What is Link Discovery?

Q: What is Link Discovery?

Link discovery is the process of identifying and extracting URLs from web pages during crawling to find new pages to visit.

Definition

Link discovery is the process of identifying URLs within a web page that point to other pages. It is the mechanism by which web crawlers find new pages to visit — each crawled page yields links that expand the set of known URLs, which the crawler can then explore based on its configuration and strategy.

How Link Discovery Works

HTML Anchor Tags

The primary source of links is the <a href="https://example.com/page"> element. Crawlers parse HTML to extract all href attribute values, which may be absolute URLs, relative paths, or protocol-relative references.

URL Resolution

Discovered links must be resolved to absolute URLs. A relative link like /products/widget found on https://example.com/catalog/ must be resolved to https://example.com/products/widget. Base tags, protocol-relative URLs, and various path formats all require correct handling.

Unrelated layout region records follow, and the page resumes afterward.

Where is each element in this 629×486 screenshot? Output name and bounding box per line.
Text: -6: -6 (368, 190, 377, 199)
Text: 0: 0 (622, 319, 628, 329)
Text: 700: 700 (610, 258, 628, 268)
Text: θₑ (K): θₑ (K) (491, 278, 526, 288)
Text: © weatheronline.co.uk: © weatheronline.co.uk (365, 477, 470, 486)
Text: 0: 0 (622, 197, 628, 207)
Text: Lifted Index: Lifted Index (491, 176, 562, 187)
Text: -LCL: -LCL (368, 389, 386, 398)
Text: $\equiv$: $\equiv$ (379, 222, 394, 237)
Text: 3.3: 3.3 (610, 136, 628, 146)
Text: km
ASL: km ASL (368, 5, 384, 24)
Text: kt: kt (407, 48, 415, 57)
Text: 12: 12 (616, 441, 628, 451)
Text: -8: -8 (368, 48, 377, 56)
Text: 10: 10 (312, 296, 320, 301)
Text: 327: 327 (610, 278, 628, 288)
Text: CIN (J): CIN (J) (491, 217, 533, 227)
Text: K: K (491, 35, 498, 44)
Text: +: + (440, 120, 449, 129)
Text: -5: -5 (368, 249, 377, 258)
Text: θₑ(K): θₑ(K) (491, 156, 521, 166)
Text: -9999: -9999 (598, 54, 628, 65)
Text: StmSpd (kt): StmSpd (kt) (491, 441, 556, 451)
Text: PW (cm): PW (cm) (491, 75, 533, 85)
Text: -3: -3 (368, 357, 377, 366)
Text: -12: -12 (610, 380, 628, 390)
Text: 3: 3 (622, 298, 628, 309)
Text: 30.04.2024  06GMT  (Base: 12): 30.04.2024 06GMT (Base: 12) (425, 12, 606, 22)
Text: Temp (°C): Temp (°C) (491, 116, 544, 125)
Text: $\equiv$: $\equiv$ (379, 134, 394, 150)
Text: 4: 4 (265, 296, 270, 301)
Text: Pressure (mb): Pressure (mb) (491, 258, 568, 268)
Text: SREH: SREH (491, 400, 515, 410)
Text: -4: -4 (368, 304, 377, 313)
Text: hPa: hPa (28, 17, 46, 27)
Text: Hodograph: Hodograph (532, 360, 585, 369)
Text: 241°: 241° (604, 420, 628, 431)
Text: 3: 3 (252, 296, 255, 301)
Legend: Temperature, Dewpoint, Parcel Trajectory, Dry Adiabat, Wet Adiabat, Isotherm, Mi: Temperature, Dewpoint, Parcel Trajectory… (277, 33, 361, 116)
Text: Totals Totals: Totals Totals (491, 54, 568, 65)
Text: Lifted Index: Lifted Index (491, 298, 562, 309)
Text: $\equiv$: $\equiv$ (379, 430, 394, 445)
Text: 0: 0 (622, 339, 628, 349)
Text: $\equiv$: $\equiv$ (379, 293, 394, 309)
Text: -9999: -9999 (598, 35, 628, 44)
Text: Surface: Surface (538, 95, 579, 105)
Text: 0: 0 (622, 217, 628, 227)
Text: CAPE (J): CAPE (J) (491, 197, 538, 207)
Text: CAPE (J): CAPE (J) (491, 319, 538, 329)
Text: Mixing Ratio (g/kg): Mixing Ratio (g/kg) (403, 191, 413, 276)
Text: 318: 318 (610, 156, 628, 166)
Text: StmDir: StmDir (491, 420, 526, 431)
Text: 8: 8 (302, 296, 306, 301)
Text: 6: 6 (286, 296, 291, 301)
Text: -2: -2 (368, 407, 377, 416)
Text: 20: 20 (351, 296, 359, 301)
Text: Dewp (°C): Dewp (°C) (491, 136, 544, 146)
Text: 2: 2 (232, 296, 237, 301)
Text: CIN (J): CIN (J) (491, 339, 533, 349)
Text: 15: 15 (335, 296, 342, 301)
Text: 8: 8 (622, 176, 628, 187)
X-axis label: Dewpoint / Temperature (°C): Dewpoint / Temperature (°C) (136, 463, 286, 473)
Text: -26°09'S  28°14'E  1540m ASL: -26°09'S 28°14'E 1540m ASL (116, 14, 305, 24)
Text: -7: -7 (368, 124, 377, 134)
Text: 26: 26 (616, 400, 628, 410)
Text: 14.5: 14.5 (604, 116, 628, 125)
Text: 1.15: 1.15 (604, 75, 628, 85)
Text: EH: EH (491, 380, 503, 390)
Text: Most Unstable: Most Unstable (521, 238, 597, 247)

Filtering Discovered Links

Not every discovered URL should be crawled. Effective crawlers filter links based on:

Domain scope — stay within the target domain or allowed domains
URL patterns — include or exclude paths matching specific patterns
File types — skip links to images, PDFs, or other non-HTML resources (unless specifically targeted)
Already visited — deduplicate against the set of known URLs
Depth limits — stop discovering links beyond the configured crawl depth

Link Discovery in ScrapeGraphAI

ScrapeGraphAI's crawler performs intelligent link discovery that identifies navigation patterns, pagination links, and content URLs while filtering out irrelevant resources. Combined with configurable URL filters, this ensures crawls stay focused on the content that matters to your extraction goals.